Dari fase terendah tersebut, Alwi memilih bangkit dengan pendekatan mental yang dia sebut ilmu ketapel. Konsep ini dia terapkan untuk menjadikan tekanan sebagai dorongan agar bisa melesat lebih jauh.
Perubahan tersebut langsung terlihat dalam tiga turnamen terakhir. Seusai kegagalan di Piala Thomas, Alwi meraih posisi ketiga di Singapore Open, melangkah hingga 16 besar Indonesia Open, lalu menutup rangkaian dengan gelar juara Australia Open 2026.
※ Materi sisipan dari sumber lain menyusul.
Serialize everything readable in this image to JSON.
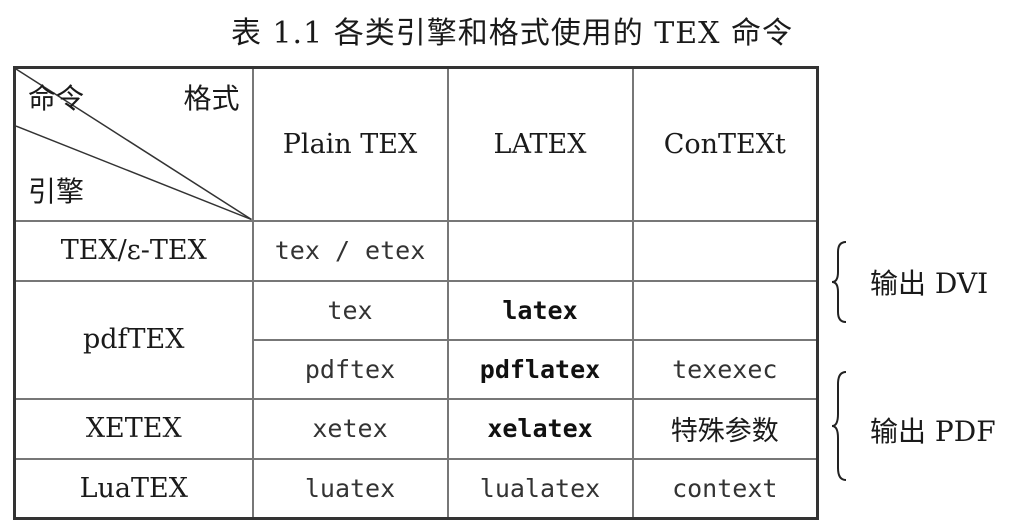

“Saya percaya dengan kejadian seperti itu saya menjadi pribadi yang lebih kuat lagi. Ibarat ketapel, ditarik ke belakang untuk bisa melesat lebih jauh,” tutur Alwi.
Pebulu tangkis berusia 21 tahun tersebut menyebut tiga turnamen terakhir sebagai momentum kebangkitan yang memang sudah dia bidik sejak awal. Target gelar menjadi motivasi utama di tengah tekanan dan keraguan publik.